The temple priests perform the pooja (rituals) during festivals and on a daily basis. Like other Shiva temples of Tamil Nadu, the priests belong to the Shaivaite community, a Brahmin sub-caste. The temple rituals are performed four times a day; Ushathkalam at 6:30 a.m., Ucchikalam at 10:00 a.m., Sayarakshai at 6:00 p.m., and Ardha Jamam at 10:00 p.m. Each ritual comprises four steps: abhishekam (sacred bath), alankaram (decoration), naivedyam (food offering) and deepa aradhanai (waving of lamps) for the pedestal of Ekambareswarar. Since it is a Lingam made of sand mound, all the ablution is done only to the pedestal. The worship is held amidst music with nagaswaram (pipe instrument) and tavil (percussion instrument), religious instructions in the Vedas read by priests and prostration by worshippers in front of the temple mast. There are weekly rituals like somavaram and shukravaram, fortnightly rituals like pradosham and monthly festivals like amavasai (new moon day), kiruthigai or on krittika nakshatram, pournami (full moon day) and chaturthi.
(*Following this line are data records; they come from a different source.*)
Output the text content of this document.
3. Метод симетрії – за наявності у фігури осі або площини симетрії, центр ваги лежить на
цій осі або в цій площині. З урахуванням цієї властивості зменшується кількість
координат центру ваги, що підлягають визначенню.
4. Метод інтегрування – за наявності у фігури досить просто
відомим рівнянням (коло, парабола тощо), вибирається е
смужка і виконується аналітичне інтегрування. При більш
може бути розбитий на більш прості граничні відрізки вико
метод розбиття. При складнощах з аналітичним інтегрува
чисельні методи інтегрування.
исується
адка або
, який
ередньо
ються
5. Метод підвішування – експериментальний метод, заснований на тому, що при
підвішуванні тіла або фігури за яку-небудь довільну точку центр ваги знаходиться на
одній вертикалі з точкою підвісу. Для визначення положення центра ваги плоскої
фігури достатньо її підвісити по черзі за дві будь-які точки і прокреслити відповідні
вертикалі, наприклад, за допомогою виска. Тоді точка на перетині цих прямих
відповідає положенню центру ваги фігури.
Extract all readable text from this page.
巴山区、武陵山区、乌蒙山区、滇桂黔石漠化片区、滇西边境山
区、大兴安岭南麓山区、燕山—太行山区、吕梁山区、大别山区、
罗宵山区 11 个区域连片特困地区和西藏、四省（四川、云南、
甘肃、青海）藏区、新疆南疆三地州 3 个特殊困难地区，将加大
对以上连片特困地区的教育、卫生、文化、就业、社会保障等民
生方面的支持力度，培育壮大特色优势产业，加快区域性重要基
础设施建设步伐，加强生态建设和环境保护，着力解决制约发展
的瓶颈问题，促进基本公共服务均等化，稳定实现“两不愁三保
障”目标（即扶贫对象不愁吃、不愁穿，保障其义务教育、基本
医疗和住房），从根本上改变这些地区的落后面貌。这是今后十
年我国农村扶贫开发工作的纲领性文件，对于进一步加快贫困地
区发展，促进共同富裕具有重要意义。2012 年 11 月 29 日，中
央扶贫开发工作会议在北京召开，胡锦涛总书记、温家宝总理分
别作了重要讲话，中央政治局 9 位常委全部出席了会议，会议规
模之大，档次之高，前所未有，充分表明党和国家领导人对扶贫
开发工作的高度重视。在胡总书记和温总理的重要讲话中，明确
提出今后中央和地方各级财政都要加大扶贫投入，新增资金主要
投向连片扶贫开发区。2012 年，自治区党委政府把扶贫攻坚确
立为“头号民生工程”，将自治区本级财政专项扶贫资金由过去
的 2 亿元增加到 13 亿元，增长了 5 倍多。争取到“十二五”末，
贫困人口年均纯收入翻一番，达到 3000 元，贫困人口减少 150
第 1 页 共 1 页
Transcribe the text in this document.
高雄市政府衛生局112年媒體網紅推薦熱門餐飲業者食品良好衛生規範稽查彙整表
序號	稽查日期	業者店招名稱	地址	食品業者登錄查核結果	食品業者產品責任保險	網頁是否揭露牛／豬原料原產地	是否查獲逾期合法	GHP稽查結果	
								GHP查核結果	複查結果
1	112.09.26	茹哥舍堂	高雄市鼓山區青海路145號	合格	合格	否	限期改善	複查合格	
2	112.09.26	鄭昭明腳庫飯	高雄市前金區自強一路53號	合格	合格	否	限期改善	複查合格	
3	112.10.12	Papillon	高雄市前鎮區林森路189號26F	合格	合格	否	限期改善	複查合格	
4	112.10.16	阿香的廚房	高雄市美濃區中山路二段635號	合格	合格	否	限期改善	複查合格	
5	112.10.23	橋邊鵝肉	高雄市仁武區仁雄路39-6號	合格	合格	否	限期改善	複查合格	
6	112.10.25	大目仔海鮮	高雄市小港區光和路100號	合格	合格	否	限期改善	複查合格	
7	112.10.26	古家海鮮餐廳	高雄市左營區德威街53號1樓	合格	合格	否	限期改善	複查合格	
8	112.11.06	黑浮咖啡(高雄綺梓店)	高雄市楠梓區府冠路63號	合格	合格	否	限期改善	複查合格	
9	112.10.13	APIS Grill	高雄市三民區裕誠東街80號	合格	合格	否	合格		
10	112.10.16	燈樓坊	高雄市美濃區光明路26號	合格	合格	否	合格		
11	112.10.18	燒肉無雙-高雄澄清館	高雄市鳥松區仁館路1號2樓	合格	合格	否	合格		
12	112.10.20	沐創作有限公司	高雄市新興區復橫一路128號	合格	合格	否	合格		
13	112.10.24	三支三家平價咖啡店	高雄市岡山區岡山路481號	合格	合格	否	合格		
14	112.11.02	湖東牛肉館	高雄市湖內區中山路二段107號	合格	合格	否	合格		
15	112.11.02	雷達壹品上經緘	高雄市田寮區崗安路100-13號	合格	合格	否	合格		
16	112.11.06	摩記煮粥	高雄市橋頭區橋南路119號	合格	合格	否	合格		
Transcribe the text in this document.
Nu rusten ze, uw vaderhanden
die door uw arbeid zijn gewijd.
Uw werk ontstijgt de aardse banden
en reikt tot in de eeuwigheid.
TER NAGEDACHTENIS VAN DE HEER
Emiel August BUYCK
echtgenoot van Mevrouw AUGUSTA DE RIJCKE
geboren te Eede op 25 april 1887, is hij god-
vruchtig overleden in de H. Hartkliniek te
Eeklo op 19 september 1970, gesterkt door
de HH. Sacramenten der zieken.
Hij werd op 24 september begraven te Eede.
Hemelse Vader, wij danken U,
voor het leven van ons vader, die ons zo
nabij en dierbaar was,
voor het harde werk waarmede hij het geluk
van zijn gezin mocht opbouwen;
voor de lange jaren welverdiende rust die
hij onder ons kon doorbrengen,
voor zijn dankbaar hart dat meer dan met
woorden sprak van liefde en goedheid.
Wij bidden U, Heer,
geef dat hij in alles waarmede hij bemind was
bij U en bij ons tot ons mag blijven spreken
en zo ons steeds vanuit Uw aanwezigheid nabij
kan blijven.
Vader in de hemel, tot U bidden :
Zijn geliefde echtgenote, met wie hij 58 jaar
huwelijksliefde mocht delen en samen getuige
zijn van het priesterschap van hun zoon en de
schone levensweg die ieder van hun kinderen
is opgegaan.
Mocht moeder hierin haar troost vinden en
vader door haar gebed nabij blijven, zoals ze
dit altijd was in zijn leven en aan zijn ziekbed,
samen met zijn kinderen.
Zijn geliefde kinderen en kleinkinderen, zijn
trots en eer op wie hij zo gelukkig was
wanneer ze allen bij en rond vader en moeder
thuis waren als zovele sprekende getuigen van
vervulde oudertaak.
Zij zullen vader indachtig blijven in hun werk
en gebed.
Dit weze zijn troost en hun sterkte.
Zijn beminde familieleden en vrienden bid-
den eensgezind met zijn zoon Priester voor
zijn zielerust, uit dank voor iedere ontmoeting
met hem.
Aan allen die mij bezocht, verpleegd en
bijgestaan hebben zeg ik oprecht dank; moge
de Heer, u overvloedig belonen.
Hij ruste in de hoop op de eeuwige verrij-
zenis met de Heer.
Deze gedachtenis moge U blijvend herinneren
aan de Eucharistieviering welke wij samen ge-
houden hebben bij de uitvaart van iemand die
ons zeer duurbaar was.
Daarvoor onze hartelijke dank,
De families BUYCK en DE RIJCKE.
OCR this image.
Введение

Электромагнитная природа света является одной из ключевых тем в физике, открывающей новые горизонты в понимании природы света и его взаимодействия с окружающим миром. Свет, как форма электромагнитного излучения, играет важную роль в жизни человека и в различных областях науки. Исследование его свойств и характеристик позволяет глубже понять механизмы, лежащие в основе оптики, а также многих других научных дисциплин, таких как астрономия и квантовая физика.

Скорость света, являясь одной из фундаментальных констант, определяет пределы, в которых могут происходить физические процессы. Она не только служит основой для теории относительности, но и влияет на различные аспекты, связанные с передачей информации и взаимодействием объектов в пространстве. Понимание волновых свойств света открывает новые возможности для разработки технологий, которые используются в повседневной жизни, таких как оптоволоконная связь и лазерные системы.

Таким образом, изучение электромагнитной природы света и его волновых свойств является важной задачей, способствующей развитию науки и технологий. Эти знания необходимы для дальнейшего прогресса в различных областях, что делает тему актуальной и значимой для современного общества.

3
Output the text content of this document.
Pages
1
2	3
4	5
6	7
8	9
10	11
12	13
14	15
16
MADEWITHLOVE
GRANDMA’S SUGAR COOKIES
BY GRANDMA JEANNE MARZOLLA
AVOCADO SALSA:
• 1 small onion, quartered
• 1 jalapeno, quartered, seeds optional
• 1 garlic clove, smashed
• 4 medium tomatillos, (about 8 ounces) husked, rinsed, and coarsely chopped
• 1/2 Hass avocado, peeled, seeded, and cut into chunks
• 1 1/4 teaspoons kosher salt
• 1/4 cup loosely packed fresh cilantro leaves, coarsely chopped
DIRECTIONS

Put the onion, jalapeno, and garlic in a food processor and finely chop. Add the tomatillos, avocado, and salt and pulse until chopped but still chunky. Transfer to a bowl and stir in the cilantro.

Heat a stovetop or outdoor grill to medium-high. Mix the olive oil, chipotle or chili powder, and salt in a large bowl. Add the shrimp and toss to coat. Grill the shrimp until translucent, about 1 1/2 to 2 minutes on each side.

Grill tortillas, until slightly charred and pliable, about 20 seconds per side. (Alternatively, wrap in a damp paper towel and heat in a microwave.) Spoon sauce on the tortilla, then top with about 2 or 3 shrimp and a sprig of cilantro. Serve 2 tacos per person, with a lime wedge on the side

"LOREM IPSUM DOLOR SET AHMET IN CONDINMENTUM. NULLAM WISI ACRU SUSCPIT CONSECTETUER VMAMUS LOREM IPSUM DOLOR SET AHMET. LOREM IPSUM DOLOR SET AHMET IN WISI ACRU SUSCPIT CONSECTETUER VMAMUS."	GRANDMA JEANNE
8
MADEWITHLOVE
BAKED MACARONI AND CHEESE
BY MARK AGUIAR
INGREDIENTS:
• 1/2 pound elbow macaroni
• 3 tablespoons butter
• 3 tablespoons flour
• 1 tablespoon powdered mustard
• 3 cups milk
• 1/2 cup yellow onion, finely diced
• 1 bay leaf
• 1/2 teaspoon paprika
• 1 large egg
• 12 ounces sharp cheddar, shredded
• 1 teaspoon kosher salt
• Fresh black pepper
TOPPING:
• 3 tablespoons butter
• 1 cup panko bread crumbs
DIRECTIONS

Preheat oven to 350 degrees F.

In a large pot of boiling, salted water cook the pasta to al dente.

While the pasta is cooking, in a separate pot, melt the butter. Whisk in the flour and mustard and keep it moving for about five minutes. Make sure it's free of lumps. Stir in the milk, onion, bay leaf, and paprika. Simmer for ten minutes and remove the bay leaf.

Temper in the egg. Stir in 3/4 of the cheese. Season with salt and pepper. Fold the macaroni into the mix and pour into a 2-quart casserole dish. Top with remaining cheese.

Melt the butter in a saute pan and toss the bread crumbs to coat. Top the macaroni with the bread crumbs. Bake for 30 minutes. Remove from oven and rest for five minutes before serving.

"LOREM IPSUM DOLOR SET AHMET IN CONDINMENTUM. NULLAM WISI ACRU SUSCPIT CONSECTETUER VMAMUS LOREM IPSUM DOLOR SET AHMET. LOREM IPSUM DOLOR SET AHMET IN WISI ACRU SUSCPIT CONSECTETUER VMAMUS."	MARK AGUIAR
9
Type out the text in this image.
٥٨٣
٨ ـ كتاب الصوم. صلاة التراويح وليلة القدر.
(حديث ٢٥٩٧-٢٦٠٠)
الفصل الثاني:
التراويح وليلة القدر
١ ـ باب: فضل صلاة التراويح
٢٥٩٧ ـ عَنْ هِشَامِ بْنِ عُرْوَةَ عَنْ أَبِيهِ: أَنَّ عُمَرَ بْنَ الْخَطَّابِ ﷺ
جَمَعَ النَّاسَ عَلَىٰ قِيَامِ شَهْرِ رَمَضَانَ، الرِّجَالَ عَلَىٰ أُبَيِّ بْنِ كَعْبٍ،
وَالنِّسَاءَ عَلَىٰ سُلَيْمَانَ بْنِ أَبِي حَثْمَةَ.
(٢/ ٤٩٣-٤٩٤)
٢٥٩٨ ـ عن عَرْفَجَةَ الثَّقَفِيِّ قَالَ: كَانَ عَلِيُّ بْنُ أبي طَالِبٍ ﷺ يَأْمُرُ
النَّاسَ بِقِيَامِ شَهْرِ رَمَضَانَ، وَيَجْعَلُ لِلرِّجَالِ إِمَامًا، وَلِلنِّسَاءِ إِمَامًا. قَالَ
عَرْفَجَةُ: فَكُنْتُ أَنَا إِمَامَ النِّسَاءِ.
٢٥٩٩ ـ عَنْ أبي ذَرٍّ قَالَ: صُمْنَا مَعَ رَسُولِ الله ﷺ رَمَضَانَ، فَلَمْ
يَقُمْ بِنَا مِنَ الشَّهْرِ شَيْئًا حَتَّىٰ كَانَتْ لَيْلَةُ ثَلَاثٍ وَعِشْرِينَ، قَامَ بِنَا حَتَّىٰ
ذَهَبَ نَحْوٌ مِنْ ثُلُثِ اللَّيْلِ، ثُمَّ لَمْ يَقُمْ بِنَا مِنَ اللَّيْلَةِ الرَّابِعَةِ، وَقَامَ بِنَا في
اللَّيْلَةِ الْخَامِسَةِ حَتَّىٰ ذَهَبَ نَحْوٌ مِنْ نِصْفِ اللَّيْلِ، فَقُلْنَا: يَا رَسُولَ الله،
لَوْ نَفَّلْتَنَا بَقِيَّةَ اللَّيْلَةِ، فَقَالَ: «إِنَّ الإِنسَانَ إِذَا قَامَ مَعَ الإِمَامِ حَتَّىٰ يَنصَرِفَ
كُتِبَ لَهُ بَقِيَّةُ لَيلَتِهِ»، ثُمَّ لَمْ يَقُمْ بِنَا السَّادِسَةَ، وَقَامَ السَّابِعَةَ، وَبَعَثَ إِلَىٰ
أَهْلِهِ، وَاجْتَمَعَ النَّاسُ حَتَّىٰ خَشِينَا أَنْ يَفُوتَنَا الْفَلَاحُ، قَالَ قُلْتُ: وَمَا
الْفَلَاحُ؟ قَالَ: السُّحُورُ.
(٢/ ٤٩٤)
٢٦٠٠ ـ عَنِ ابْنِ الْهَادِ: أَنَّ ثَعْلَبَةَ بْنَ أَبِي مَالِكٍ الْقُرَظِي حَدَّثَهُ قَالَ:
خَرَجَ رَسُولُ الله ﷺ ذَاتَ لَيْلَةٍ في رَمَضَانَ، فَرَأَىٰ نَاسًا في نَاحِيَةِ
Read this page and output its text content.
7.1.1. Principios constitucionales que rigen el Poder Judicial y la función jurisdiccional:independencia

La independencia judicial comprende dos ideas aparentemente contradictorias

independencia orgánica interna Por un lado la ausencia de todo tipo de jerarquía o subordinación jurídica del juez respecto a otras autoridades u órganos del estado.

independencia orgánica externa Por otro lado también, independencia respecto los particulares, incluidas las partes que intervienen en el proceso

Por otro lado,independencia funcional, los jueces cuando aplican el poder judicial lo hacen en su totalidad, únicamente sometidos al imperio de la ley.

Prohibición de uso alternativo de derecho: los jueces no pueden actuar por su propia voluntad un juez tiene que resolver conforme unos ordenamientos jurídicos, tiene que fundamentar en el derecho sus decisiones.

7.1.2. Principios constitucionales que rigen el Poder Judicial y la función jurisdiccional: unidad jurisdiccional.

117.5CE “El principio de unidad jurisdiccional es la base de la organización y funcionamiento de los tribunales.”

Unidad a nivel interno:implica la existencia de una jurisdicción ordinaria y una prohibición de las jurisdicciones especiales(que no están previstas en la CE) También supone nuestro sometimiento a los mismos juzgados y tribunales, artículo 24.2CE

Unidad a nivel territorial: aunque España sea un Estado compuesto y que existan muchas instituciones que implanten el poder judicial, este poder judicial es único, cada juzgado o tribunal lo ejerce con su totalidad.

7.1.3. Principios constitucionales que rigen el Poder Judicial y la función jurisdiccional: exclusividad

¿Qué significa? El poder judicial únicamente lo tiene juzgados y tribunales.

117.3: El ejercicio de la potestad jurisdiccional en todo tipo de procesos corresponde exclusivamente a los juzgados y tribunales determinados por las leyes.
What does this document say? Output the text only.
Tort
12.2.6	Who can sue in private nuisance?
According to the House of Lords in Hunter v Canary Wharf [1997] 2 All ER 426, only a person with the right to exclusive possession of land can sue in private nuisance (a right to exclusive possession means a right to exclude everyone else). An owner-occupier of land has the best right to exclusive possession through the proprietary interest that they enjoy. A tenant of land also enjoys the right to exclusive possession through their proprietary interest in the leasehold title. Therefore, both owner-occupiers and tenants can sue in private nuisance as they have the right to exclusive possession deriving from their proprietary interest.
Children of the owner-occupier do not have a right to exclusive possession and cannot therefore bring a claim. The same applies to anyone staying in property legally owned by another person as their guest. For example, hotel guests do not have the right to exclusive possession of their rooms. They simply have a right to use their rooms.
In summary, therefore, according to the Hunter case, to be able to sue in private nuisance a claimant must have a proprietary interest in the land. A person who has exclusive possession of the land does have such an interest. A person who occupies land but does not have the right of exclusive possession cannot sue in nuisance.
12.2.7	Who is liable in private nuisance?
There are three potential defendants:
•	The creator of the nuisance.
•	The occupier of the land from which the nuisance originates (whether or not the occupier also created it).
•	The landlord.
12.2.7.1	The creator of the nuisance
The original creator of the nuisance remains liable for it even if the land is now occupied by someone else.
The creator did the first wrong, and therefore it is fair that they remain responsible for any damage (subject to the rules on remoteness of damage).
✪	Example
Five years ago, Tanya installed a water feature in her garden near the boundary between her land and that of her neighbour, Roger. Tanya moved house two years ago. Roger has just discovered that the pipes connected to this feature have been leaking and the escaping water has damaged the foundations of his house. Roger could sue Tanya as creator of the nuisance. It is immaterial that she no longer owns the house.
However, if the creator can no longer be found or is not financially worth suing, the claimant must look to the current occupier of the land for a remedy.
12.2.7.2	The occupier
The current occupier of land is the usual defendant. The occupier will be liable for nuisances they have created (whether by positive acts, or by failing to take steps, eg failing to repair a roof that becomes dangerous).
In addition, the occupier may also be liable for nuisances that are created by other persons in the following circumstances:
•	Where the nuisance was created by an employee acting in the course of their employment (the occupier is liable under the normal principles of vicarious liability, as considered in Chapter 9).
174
The temple celebrates many festivals throughout the year. The most important of these is the Chittirai Brahmotsavam that lasts ten days during the Tamil month of Chittirai, between April and May. There are various processions during the ten days with the festive images of presiding deities of the temple carried in various mounts around the streets of the temple.